Características clínicas e fatores de risco

Os abscessos anorretais superficiais se apresentam como um edema localizado, eritematoso e dolorido, podendo ser flutuante e apresentar secreção. A queixa principal consiste em dor pélvica ou perianal e febre. Ao exame físico, a nádega acometida pode apresentar rubor e endurecimento, quando comparado ao lado não afetado. Na fase aguda, o toque retal pode ser doloroso e por vezes deve ser deixado para um próximo momento ou realizado sob anestesia adequada.

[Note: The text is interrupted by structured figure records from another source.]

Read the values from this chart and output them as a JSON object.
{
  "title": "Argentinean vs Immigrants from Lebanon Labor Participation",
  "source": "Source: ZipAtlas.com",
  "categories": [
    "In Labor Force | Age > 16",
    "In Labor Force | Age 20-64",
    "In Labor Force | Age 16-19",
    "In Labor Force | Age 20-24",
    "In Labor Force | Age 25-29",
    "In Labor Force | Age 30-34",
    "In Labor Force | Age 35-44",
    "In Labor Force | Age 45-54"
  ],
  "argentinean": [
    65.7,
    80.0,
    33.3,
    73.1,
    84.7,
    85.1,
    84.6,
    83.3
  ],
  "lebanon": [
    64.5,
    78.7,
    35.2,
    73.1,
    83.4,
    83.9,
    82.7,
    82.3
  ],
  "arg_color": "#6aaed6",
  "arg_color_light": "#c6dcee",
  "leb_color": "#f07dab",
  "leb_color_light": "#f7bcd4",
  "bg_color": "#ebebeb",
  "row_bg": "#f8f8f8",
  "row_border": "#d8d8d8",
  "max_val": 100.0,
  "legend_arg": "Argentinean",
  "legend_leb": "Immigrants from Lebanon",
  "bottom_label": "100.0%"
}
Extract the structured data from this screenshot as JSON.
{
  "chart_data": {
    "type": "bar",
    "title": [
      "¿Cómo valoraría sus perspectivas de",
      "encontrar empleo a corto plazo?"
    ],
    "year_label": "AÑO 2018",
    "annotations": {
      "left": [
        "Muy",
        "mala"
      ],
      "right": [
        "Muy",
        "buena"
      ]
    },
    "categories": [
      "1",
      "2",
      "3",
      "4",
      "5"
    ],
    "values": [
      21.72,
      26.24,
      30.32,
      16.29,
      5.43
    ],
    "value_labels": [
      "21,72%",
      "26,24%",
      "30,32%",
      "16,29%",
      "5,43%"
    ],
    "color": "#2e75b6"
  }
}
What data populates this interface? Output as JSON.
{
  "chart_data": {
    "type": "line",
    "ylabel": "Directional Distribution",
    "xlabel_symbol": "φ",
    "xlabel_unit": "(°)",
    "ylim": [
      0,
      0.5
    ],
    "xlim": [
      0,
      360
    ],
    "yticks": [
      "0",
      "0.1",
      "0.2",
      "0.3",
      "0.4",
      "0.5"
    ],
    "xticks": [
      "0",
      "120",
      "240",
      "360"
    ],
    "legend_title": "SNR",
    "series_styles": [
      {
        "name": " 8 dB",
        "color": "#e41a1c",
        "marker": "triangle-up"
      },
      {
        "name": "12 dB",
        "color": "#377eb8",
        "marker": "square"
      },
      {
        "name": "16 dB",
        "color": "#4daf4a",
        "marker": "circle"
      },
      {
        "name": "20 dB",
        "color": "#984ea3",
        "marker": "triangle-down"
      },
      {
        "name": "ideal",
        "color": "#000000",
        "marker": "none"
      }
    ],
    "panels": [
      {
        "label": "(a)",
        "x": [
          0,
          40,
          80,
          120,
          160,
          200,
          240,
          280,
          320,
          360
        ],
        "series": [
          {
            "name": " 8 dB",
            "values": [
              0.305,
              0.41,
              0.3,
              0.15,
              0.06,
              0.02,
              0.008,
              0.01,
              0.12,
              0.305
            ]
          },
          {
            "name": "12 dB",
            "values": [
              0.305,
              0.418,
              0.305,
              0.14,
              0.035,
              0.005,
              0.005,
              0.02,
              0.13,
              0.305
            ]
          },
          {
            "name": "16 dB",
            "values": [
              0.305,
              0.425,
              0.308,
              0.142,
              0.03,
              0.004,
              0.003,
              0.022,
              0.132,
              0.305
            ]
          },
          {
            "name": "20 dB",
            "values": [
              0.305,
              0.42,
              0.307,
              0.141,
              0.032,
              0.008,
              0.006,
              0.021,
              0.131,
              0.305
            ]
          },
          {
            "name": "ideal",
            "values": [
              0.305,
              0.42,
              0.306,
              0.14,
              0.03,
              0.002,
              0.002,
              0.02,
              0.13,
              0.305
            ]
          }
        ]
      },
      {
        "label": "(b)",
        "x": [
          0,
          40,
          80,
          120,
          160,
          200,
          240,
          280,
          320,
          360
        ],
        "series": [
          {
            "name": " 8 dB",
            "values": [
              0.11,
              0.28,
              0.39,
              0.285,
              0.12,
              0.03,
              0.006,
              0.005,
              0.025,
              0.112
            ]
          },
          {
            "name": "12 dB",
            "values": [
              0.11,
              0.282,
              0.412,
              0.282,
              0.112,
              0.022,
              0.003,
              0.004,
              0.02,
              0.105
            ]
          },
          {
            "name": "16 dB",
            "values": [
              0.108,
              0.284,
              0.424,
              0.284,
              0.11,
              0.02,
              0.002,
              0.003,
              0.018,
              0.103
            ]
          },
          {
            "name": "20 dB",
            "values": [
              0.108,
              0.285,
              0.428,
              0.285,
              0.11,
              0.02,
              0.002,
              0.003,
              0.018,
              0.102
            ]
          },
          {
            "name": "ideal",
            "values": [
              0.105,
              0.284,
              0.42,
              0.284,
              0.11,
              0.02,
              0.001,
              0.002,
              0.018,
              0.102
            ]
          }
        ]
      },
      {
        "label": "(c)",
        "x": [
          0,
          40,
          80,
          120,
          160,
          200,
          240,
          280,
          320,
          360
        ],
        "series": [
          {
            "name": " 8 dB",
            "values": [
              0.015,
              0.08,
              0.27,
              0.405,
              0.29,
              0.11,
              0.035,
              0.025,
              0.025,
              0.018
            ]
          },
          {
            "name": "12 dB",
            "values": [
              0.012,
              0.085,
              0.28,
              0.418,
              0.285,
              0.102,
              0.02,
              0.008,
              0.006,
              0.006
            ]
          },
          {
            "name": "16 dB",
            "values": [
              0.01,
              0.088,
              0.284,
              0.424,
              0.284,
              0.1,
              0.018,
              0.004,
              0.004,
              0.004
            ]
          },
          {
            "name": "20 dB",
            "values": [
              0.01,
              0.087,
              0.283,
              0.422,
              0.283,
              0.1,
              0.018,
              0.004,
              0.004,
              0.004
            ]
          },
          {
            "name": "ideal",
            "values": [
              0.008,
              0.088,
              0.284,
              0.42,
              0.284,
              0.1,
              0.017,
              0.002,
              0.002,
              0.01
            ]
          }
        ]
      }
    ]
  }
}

Abscessos mais profundos, como aqueles que se formam no supraelevador ou no espaço isquiorretal alto, também podem se apresentar com dor perineal, em região lombar ou nádegas. No entanto, os achados do exame físico à inspeção não são tão esclarecedores quanto os superficiais, sendo imprescindível o toque retal ou anoproctoscopia e por vezes outros exames complementares.

Os abscessos anorretais são duas vezes mais comuns em homens do que em mulheres, acometendo os pacientes geralmente por volta dos quarenta anos em ambos os sexos. Os fatores de risco são as doenças intestinais, o tabagismo e a infecção por HIV.

As causas mais raras incluem infecções abdominais ou pélvicas, penetração direta da parede anal, perfuração de câncer retal ou anal baixo, úlceras penetrantes, tuberculose e actinomicose. Não há evidências de que os abscessos são relacionados à higiene pessoal ou ao estilo de vida sedentário.

É importante ressaltar que o abscesso pode ser uma manifestação da doença de Crohn, onde ele resulta de uma inflamação penetrante, e não de uma infecção de glândula perianal. Apesar do tratamento do abscesso ser o mesmo, a conduta em casos da doença de Crohn exige uma abordagem terapêutica especializada e muitas vezes multidisciplinar.

Figura 1. Abscesso Anorretal
Fonte: https://www.drderival.com/abscesso-anal.html

Diagnóstico

O diagnóstico de abscesso será suspeitado em todos os pacientes que apresentarem os sintomas descritos, como dor perianal e febre, com achados compatíveis ao exame físico. O diagnóstico de abscessos anorretais superficiais é clínico, e o tratamento é realizado por procedimentos simples.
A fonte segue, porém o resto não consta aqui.